I got sent promo CD copies of their first two singles – would have been when I was working on Careless Talk Costs Lives, I think – and absolutely loved them. 

Incidentally, Eddie Argos was at that same Loves gig mentioned in the Vic Godard piece – he remembers meeting me there, and me telling him how I’d covered ‘Formed A Band’. he was blown away, and mentioned it in his end-of-year highlights for that year. I was very drunk the night I met him, so might have exaggerated a little. We didn’t actually ‘cover’ the song, but we did reference it shortly before I played my first ever show with Chris Anderson – which was the set of TVPs covers at the Albert, two of which later got a 7″ release on Unpopular as ‘The Legend! sings the songs of Daniel Treacy’. I quoted several lines from it before we began our set. And I would have done that before the single even came out. 

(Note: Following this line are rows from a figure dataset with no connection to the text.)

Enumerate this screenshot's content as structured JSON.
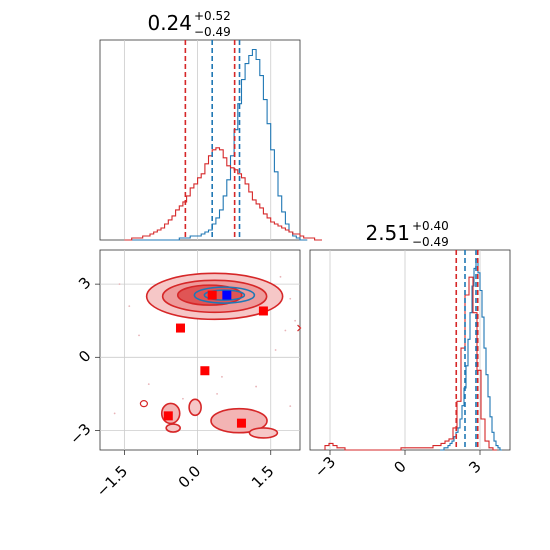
{
  "chart_data": [
    {
      "type": "histogram",
      "panel": "top-left",
      "title": {
        "base": "0.24",
        "plus": "+0.52",
        "minus": "−0.49"
      },
      "xlim": [
        -2.0,
        2.1
      ],
      "x_ticks": [
        -1.5,
        0.0,
        1.5
      ],
      "grid": true,
      "series": [
        {
          "color": "#1f77b4",
          "bin_start": -1.5,
          "bin_width": 0.075,
          "values": [
            0,
            0,
            0,
            0,
            0,
            0,
            0,
            0,
            0,
            0,
            0,
            0,
            0,
            0,
            0,
            1,
            1,
            1,
            2,
            2,
            2,
            3,
            4,
            5,
            8,
            11,
            15,
            22,
            30,
            42,
            55,
            68,
            80,
            88,
            92,
            95,
            90,
            82,
            70,
            58,
            45,
            34,
            22,
            14,
            8,
            4,
            2,
            1,
            0,
            0
          ]
        },
        {
          "color": "#d62728",
          "bin_start": -1.5,
          "bin_width": 0.075,
          "values": [
            0,
            0,
            1,
            1,
            1,
            2,
            2,
            3,
            4,
            5,
            6,
            8,
            10,
            12,
            15,
            17,
            19,
            22,
            26,
            28,
            31,
            33,
            38,
            42,
            45,
            46,
            45,
            41,
            37,
            36,
            35,
            33,
            31,
            28,
            24,
            20,
            18,
            16,
            13,
            11,
            9,
            8,
            7,
            6,
            5,
            4,
            3,
            3,
            2,
            1,
            1,
            1,
            0,
            0
          ]
        }
      ],
      "quantile_lines": [
        {
          "color": "#d62728",
          "x": -0.25
        },
        {
          "color": "#d62728",
          "x": 0.76
        },
        {
          "color": "#1f77b4",
          "x": 0.3
        },
        {
          "color": "#1f77b4",
          "x": 0.86
        }
      ]
    },
    {
      "type": "contour-scatter",
      "panel": "bottom-left",
      "xlim": [
        -2.0,
        2.1
      ],
      "ylim": [
        -3.8,
        4.4
      ],
      "x_ticks": [
        -1.5,
        0.0,
        1.5
      ],
      "y_ticks": [
        -3,
        0,
        3
      ],
      "grid": true,
      "red_markers": [
        {
          "x": 0.3,
          "y": 2.55
        },
        {
          "x": -0.35,
          "y": 1.2
        },
        {
          "x": 1.35,
          "y": 1.9
        },
        {
          "x": 0.15,
          "y": -0.55
        },
        {
          "x": -0.6,
          "y": -2.4
        },
        {
          "x": 0.9,
          "y": -2.7
        }
      ],
      "blue_marker": {
        "x": 0.6,
        "y": 2.55
      }
    },
    {
      "type": "histogram",
      "panel": "bottom-right",
      "title": {
        "base": "2.51",
        "plus": "+0.40",
        "minus": "−0.49"
      },
      "xlim": [
        -3.8,
        4.2
      ],
      "x_ticks": [
        -3,
        0,
        3
      ],
      "grid": true,
      "series": [
        {
          "color": "#1f77b4",
          "bin_start": 1.4,
          "bin_width": 0.08,
          "values": [
            0,
            0,
            1,
            1,
            2,
            3,
            4,
            6,
            8,
            10,
            14,
            20,
            28,
            38,
            50,
            62,
            74,
            82,
            86,
            80,
            72,
            60,
            46,
            34,
            24,
            15,
            8,
            4,
            2,
            1,
            0
          ]
        },
        {
          "color": "#d62728",
          "bin_start": -3.2,
          "bin_width": 0.16,
          "values": [
            2,
            3,
            2,
            1,
            1,
            0,
            0,
            0,
            0,
            0,
            0,
            0,
            0,
            0,
            0,
            0,
            0,
            0,
            0,
            1,
            1,
            1,
            1,
            1,
            1,
            1,
            1,
            2,
            2,
            3,
            4,
            5,
            10,
            22,
            46,
            70,
            78,
            62,
            36,
            14,
            4,
            1,
            0
          ]
        }
      ],
      "quantile_lines": [
        {
          "color": "#d62728",
          "x": 2.05
        },
        {
          "color": "#d62728",
          "x": 2.91
        },
        {
          "color": "#1f77b4",
          "x": 2.4
        },
        {
          "color": "#1f77b4",
          "x": 2.84
        }
      ]
    }
  ]
}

and Rotherlithe? I need details…

Rotherhithe (note spelling) was an incredibly bad part of London. We lived on a council estate – the only flat that hadn’t been either burned out, or squatted. You saw someone else coming down the street, you ran! (And the tube was a fast-paced 20-minute walk away.) This area doesn’t really exist any more. It became a load of yuppie warehouses, and Docklands. And good riddance, frankly. Scariest area I’ve lived in in my life.

Hope this is all good. Sorry you had to wait so long.